Primeira-e-eterna-dama

Antonio Edmilson Martins Rodrigues

  • O marechal Hermes e Nair, ao lado do cardeal Arcoverde, na escadaria do Palácio Rio Negro, em Petrópolis, depois do casamento religioso.Ousada, elegante, curiosa, sensual, brilhante e vanguardista são adjetivos que Nair de Teffé acumulou nos tempos em que vivia com o presidente Hermes da Fonseca, que governou de 1910 a 1914. Nessa época, ela parecia bem diferente da idosa de cabeça branca que, em seus últimos dias, andava pelas ruas de Niterói com um vestido de chita, calçando um chinelinho de pano surrado e com a bainha da roupa descosida. Sessenta anos separam os tempos de glória da jovem Nair dos derradeiros lampejos da senhora, que nunca abandonou uma certa arrogância da mulher fina que foi primeira-dama.

    Nair de Teffé nasceu em berço aristocrático em 1886, em Petrópolis. Filha do barão de Teffé (1837-1931), desde cedo seguiu o pai em suas andanças pelo mundo como cientista e diplomata. Com isso, viu de perto todo o esplendor da belle époque de Paris, onde passou a se dedicar à caricatura. Ela começou desenhando os narizes e os rostos das freiras do colégio Sante Ursele, e continuou desenvolvendo seu talento com as visitas que recebia em casa e as pessoas que frequentavam as praças da cidade. Era uma maneira de se comunicar que despertava sua inteligência e provocava sua verve.

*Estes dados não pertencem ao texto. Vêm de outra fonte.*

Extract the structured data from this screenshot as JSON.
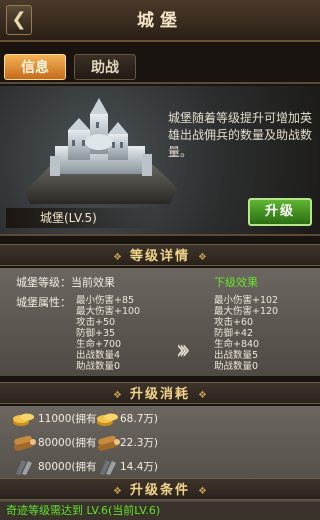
{
  "header": {
    "title": "城堡",
    "back_icon": "back-arrow-icon"
  },
  "tabs": [
    {
      "label": "信息",
      "active": true
    },
    {
      "label": "助战",
      "active": false
    }
  ],
  "hero": {
    "castle_name": "城堡(LV.5)",
    "description": "城堡随着等级提升可增加英雄出战佣兵的数量及助战数量。",
    "upgrade_label": "升级"
  },
  "level_details": {
    "title": "等级详情",
    "current_label": "城堡等级：当前效果",
    "next_label": "下级效果",
    "attr_label": "城堡属性：",
    "current": [
      "最小伤害+85",
      "最大伤害+100",
      "攻击+50",
      "防御+35",
      "生命+700",
      "出战数量4",
      "助战数量0"
    ],
    "next": [
      "最小伤害+102",
      "最大伤害+120",
      "攻击+60",
      "防御+42",
      "生命+840",
      "出战数量5",
      "助战数量0"
    ]
  },
  "upgrade_cost": {
    "title": "升级消耗",
    "rows": [
      {
        "icon": "gold-coins-icon",
        "amount": "11000(拥有",
        "owned": "68.7万)"
      },
      {
        "icon": "wood-logs-icon",
        "amount": "80000(拥有",
        "owned": "22.3万)"
      },
      {
        "icon": "iron-ore-icon",
        "amount": "80000(拥有",
        "owned": "14.4万)"
      }
    ]
  },
  "upgrade_condition": {
    "title": "升级条件",
    "text": "奇迹等级需达到 LV.6(当前LV.6)"
  },
  "colors": {
    "accent_green": "#6be22e",
    "tab_active": "#e08a30",
    "gold_title": "#f2d48a"
  }
}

    No entanto, essas caricaturas criavam situações conflitantes. Por ser mulher e jovem, ela recebia vários elogios, já que desenhar caricaturas era, na época, uma atividade exclusivamente masculina. Mas a ironia expressa pelos traços de Rian – pseudônimo que a artista assumiu, que era seu nome escrito de trás para frente – fez com que ela recebesse advertências. Basta observar as caricaturas de Nair-Rian nos diversos jornais e revistas –O Binóculo, A Careta, O Malho, O Ken, Fon-Fon, Gazeta de Notícias, Le Rire e Fêmina, entre outros – para se perceber com clareza de quem ela gostava ou não.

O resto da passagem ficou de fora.